Center Stage with Pat Launer on KSDS JAZZ88
October 28, 2011
Smother-mothers are back! Two ferocious theater icons are wielding the force of their personalities to push their children to the brink – and beyond. Both roles require powerhouse performances – and two mega-talented local actors deliver.
Plucky, offbeat ion theatre is presenting the first musical in the six years of its impressive existence. A risky undertaking in a 49-seat theater. But choosing “Gypsy” is really gutsy.
It’s a huge, splashy show, and one piano doesn’t quite do justice to the spectacular score – with its unforgettable music by Jule Styne and lyrics by Stephen Sondheim. Accompanist Wendy Thompson does an excellent job, but we find ourselves craving more.
We couldn’t ask for more from the beleaguered daughters of the monstrous stage-mother. Mama Rose. High schooler Helena Marie Woods is hilariously perky as June and Katie Whalley makes a wonderful transformation from homely also-ran to knockout stripper Gypsy Rose Lee. Andy Collins does a solid, credible job as Herbie , Rose’s sweet but weak paramour.
But it’s mostly Rose’s show – and Linda Libby plays her with all the requisite passion and fire, though she seems to be straining vocally at times. Where she and co-directors Claudio Raygoza and Kim Strassburger go astray is in the climactic number, “Rose’s Turn,” a breakdown song of failure and frustration. Libby seems to emerge oddly triumphant, which undercuts the show’s dénouement. Overall, this is a valiant first musical effort, from a company that specializes in dark, quirky dramas.

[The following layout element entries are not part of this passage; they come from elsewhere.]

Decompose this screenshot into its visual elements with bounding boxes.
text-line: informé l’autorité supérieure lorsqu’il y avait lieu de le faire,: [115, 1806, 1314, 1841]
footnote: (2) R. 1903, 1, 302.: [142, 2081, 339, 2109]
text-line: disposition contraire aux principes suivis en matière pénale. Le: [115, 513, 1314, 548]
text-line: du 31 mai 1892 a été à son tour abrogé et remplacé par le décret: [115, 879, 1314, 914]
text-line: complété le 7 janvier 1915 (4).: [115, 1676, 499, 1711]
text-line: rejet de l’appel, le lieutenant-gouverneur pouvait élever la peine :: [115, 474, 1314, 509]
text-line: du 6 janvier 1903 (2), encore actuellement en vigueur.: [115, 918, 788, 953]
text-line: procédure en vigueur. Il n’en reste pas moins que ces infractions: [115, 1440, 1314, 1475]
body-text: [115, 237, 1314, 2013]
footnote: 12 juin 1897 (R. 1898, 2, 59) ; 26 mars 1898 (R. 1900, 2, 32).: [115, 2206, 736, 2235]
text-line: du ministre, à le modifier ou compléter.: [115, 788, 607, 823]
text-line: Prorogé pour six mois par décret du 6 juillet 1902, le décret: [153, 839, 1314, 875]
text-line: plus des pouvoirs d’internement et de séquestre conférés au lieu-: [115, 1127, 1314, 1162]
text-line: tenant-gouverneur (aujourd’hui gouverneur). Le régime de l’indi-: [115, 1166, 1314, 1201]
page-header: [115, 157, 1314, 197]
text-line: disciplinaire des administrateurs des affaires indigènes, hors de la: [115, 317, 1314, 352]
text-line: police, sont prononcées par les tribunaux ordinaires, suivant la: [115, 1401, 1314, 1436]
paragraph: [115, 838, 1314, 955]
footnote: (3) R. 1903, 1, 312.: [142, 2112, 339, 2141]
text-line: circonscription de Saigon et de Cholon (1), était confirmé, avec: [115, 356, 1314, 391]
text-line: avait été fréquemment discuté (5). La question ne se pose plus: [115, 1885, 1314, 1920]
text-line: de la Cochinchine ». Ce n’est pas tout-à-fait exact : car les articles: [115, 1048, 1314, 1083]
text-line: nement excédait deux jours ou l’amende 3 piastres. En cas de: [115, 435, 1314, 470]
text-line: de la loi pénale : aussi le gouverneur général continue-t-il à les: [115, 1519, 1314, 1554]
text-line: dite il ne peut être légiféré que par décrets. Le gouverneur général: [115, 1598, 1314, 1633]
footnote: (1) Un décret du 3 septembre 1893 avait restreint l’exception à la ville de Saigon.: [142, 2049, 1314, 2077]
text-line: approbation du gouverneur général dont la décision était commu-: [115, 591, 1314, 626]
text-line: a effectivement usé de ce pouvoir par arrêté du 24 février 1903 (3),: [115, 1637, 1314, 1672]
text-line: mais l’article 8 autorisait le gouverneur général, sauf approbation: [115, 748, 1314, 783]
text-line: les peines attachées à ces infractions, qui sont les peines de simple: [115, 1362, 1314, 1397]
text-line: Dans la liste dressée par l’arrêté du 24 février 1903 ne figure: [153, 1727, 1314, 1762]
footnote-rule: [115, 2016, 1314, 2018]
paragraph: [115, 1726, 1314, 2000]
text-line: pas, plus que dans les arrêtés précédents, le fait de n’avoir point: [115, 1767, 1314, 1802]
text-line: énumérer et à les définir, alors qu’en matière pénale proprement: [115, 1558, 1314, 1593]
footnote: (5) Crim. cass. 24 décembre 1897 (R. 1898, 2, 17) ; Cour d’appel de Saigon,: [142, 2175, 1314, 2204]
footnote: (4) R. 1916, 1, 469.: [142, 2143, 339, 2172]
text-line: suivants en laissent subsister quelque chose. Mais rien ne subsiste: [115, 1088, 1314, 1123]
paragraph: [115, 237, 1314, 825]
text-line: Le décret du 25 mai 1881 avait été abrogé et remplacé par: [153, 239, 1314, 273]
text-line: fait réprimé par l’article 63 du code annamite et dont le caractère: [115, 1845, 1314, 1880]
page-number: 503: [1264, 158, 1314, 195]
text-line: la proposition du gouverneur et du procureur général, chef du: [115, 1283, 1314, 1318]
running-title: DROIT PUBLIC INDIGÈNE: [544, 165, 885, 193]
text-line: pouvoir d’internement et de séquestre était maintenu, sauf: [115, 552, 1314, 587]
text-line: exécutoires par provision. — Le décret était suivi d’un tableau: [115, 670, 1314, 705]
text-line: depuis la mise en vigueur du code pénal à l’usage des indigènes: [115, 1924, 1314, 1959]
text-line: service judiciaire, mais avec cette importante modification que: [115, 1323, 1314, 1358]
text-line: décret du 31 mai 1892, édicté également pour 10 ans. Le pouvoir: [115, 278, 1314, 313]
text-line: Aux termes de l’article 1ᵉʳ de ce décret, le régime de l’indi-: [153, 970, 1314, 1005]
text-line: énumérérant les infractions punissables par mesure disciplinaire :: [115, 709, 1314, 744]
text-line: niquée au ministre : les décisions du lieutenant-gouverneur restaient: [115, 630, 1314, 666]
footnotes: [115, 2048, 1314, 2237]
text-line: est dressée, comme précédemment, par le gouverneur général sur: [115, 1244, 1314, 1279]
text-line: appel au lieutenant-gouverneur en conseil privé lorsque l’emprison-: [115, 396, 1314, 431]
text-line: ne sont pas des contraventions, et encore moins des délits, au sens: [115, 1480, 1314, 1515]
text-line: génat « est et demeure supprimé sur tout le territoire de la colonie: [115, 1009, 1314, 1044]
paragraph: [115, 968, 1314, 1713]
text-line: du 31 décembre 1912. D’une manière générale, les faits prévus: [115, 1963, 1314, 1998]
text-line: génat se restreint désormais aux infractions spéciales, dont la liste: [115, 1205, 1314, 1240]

Now, Cygnet Theatre has staged many a compelling drama in its nine productive years . Tennessee Williams’ masterwork, “The Glass Menagerie,” is a fine fit. It’s an autobiographical memory play narrated by Tom, a poet forced to work in a shoe warehouse to support his desperate mother and socially and physically disabled sister.
Sparks fly in the heartbreaking meeting between painfully introverted Laura and the Gentleman Caller, Jim. Amanda Sitton and Brian Mackey make the scene crackle.
But again, the centerpiece is the mother, a faded Southern belle who relentlessly bears down on her children. Acclaimed local actor Rosina Reynolds doesn’t play Amanda as a harridan. She gives a beautiful, nuanced performance as a despairing woman whose parental love is misguided and unrealistic, but genuine.
Two elements in the production weaken the outcome: the peculiar lighting effect on the portrait of the father who abandoned the family, and having Tom spend almost all his stage-time at his typewriter, even when he’s supposed to be in a scene. He may be a writer, but he never seems like a poet or a dreamer. Francis Gercke’s halting, herky-jerky reading of lines – as if he’s just composing and testing them out, undermines the glorious musicality of Williams’ words.
So, two wonderful performances, two flawed productions, two near-flawless plays . Great American classics are always worthy of your attention.
“The Glass Menagerie” runs through November 13 at Cygnet Theatre in Old Town.
“Gypsy” continues through November 27 at ion theatre, on the edge of Hillcrest.